A few months ago, in a piece headlined IBM’s $19-Billion Cloud Business: Where Did the Growth Go?, I pulled together some numbers revealing that the slowest-growth cloud business in the Cloud Wars Top 10 is clearly IBM’s.
That piece also touched on the high hopes—the extremely high hopes—IBM is pinning on its $33-billion acquisition of Red Hat and on Red Hat’s ability to provide focus and momentum for IBM’s otherwise massive but moribund cloud business.
As IBM prepares to release Q3 results next week on Oct. 15, it’s worthwhile to take another look at the current status of IBM’s cloud business and the much-needed boost it expects to get from the infusion of Red Hat’s revenue.
As I wrote in the above-referenced piece on July 18:
IBM Cloud Revenue from Q4 2017 through Q2 2019
First, let’s look at IBM’s quarter-by-quarter cloud revenue starting seven quarters ago when things looked so promising as its cloud revenue for Q4 2017 exceeded that of both Microsoft ($5.3 billion) and Amazon ($5.1 billion). And yes, of course, Q4 is the biggest quarter every year for IBM, so seasonality definitely plays a part, but look at the overall pattern across these last 7 quarters:
- Q4 2017: $5.5 billion
- Q1 2018: $4.2 billion
- Q2 2018: $4.7 billion
- Q3 2018: $4.5 billion
- Q4 2018: $5.6 billion
- Q1 2019: $4.4 billion
- Q2 2019: $4.7 billion
From another angle, here’s the trailing 12-month cloud revenue provided by IBM during each of those 7 quarters:
IBM Cloud Revenue for trailing 12 months from Q4 2017 through Q2 2019
- Q4 2017: $17 billion
- Q1 2018: $17.7 billion
- Q2 2018: $18.5 billion
- Q3 2018: $19.0 billion
- Q4 2018: $19.2 billion
- Q1 2019: $19.5 billion
- Q2 2019: $19.5 billion
Beyond the Numbers: Can Red Hat Change IBM’s Narrative?
Clearly, the infusion of close to $1 billion in Red Hat revenue for Q3 will in itself be a game-changer for IBM’s cloud business. But of even greater importance over the longer term will be the manner in which IBM seeks to redefine—or perhaps just define—its cloud business around Red Hat.
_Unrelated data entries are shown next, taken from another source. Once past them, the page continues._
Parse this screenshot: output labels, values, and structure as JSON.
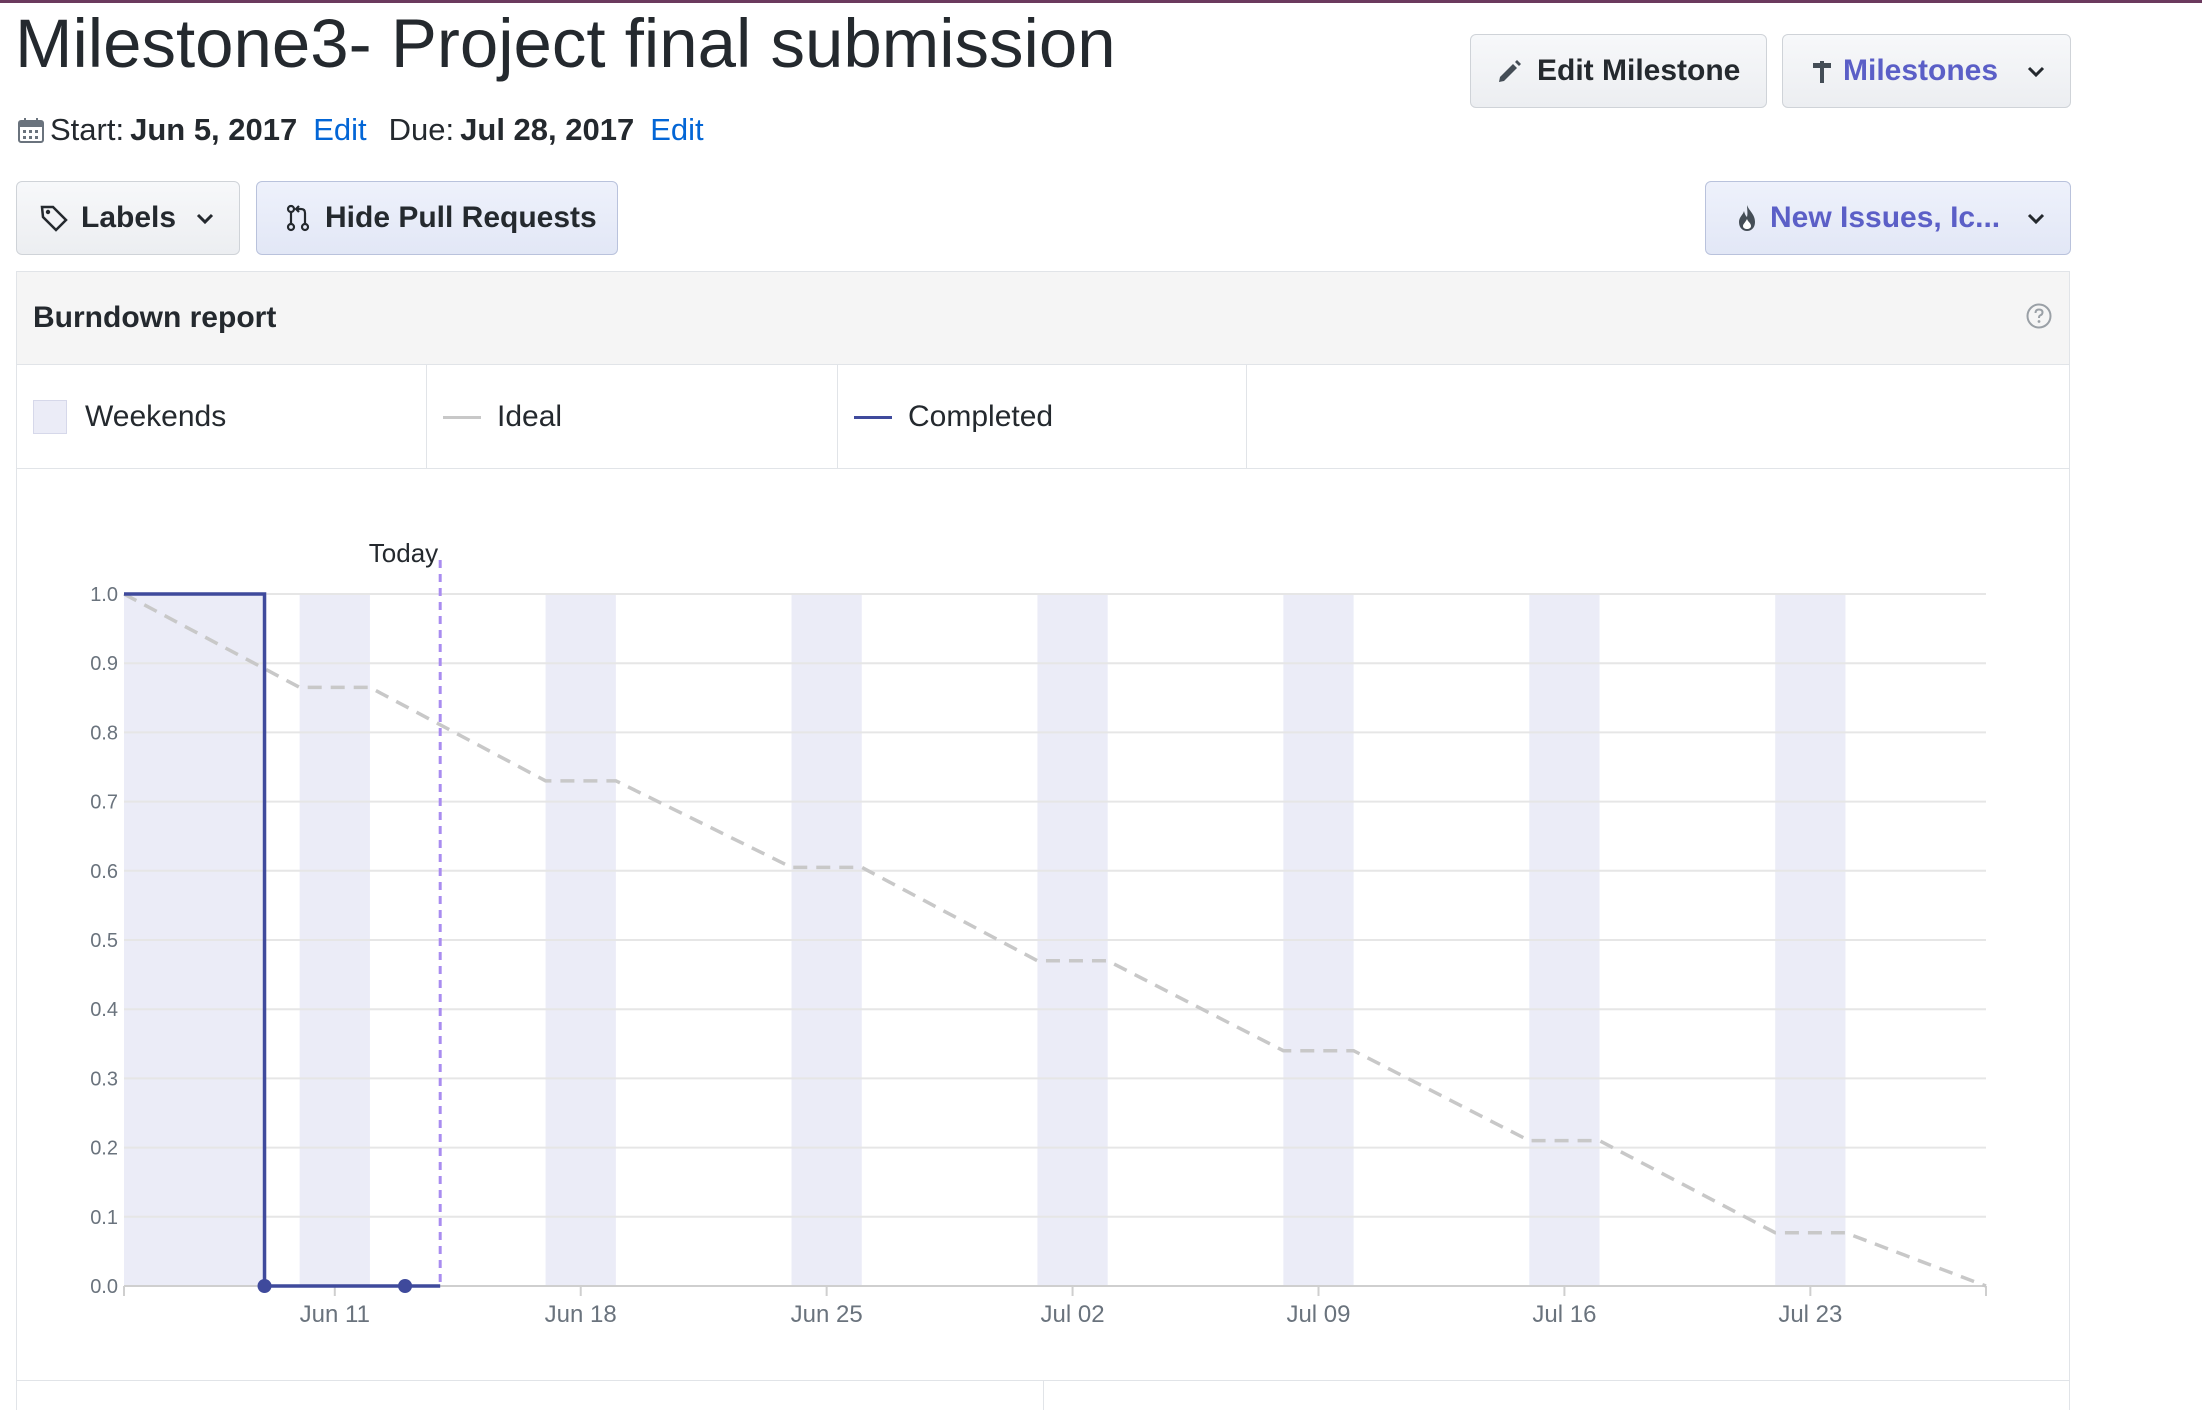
{
  "milestone": {
    "title": "Milestone3- Project final submission",
    "start_label": "Start:",
    "start_date": "Jun 5, 2017",
    "due_label": "Due:",
    "due_date": "Jul 28, 2017",
    "edit_label": "Edit"
  },
  "toolbar": {
    "edit_milestone": "Edit Milestone",
    "milestones": "Milestones",
    "labels": "Labels",
    "hide_pull_requests": "Hide Pull Requests",
    "new_issues": "New Issues, Ic..."
  },
  "report": {
    "title": "Burndown report",
    "legend": {
      "weekends": "Weekends",
      "ideal": "Ideal",
      "completed": "Completed"
    }
  },
  "colors": {
    "completed": "#3f4a9c",
    "ideal": "#c8c8c8",
    "today": "#a98cf0",
    "weekend": "#ebecf7",
    "link": "#0366d6",
    "accent": "#5b5fc7"
  },
  "chart_data": {
    "type": "line",
    "ylim": [
      0,
      1.0
    ],
    "yticks": [
      0.0,
      0.1,
      0.2,
      0.3,
      0.4,
      0.5,
      0.6,
      0.7,
      0.8,
      0.9,
      1.0
    ],
    "xlim": [
      "2017-06-05",
      "2017-07-28"
    ],
    "xticks": [
      {
        "date": "2017-06-11",
        "label": "Jun 11"
      },
      {
        "date": "2017-06-18",
        "label": "Jun 18"
      },
      {
        "date": "2017-06-25",
        "label": "Jun 25"
      },
      {
        "date": "2017-07-02",
        "label": "Jul 02"
      },
      {
        "date": "2017-07-09",
        "label": "Jul 09"
      },
      {
        "date": "2017-07-16",
        "label": "Jul 16"
      },
      {
        "date": "2017-07-23",
        "label": "Jul 23"
      }
    ],
    "today": {
      "date": "2017-06-14",
      "label": "Today"
    },
    "weekends": [
      [
        "2017-06-05",
        "2017-06-09"
      ],
      [
        "2017-06-10",
        "2017-06-12"
      ],
      [
        "2017-06-17",
        "2017-06-19"
      ],
      [
        "2017-06-24",
        "2017-06-26"
      ],
      [
        "2017-07-01",
        "2017-07-03"
      ],
      [
        "2017-07-08",
        "2017-07-10"
      ],
      [
        "2017-07-15",
        "2017-07-17"
      ],
      [
        "2017-07-22",
        "2017-07-24"
      ]
    ],
    "series": [
      {
        "name": "Ideal",
        "points": [
          [
            "2017-06-05",
            1.0
          ],
          [
            "2017-06-10",
            0.865
          ],
          [
            "2017-06-12",
            0.865
          ],
          [
            "2017-06-17",
            0.73
          ],
          [
            "2017-06-19",
            0.73
          ],
          [
            "2017-06-24",
            0.605
          ],
          [
            "2017-06-26",
            0.605
          ],
          [
            "2017-07-01",
            0.47
          ],
          [
            "2017-07-03",
            0.47
          ],
          [
            "2017-07-08",
            0.34
          ],
          [
            "2017-07-10",
            0.34
          ],
          [
            "2017-07-15",
            0.21
          ],
          [
            "2017-07-17",
            0.21
          ],
          [
            "2017-07-22",
            0.077
          ],
          [
            "2017-07-24",
            0.077
          ],
          [
            "2017-07-28",
            0.0
          ]
        ]
      },
      {
        "name": "Completed",
        "points": [
          [
            "2017-06-05",
            1.0
          ],
          [
            "2017-06-09",
            1.0
          ],
          [
            "2017-06-09",
            0.0
          ],
          [
            "2017-06-13",
            0.0
          ],
          [
            "2017-06-14",
            0.0
          ]
        ],
        "markers": [
          [
            "2017-06-09",
            0.0
          ],
          [
            "2017-06-13",
            0.0
          ]
        ]
      }
    ]
  }
}
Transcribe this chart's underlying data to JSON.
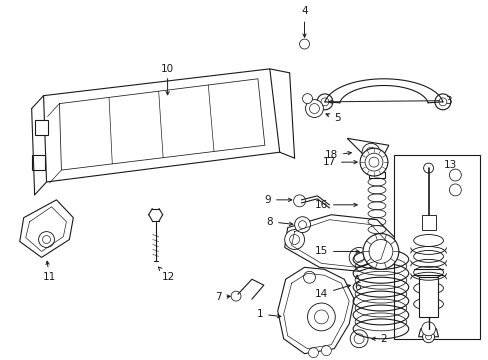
{
  "bg_color": "#ffffff",
  "lc": "#1a1a1a",
  "fig_w": 4.89,
  "fig_h": 3.6,
  "dpi": 100,
  "label_fs": 7.5,
  "label_fs_sm": 6.5
}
As someone who’s studied IBM’s cloud business closely, I can tell you that IBM publicly breaks those results out in two different segments. First is IBM’s “as a services” business, which accounts for close to $12 billion of that 12-month total of $19.5 billion. Second is what I call its “cloud conversion” business, which accounts for about $7.5 billion.
But what’s in IBM’s $12-billion “as a services” business? It’s very hard to tell. There’s a public-cloud IaaS segment that trails far behind market leaders. There are some SaaS products that the company rarely identifies. And there’s a PaaS business that is equally nondescript.
Somebody’s buying something that adds up to $12 billion in cloud revenue. Why doesn’t IBM talk about that in ways that capture the interest and imagination of business leaders eager to move to the cloud?
And then there’s the other part of the cloud business, which IBM describes in boilerplate language but never discusses in terms that businesspeople can understand, evaluate and be intrigued by. Focused on private clouds, it’s said to be a business that offers hardware, software and consulting to help turn legacy environments into cloud or cloud-compatible environments.
Seems to me that’s a pretty powerful capability in today’s business world where digital transformation’s the top priority for CEOs. So why doesn’t IBM ever talk about it?
The $33-billion bet is that Red Hat will flesh out IBM’s ability to tell a compelling and comprehensive cloud story, one that pulls all of these vague capabilities into the context of Red Hat’s hybrid cloud and multicloud expertise.
On Tuesday’s earnings call, it will be fascinating to hear how IBM pulls those threads together. With its remarkable technology expertise, customer relationships, and brand equity, IBM has the potential to become a major force in the cloud.
Will it turn that potential into reality?
Disclosure: at the time of this writing, IBM was a client of Evans Strategic Communications LLC.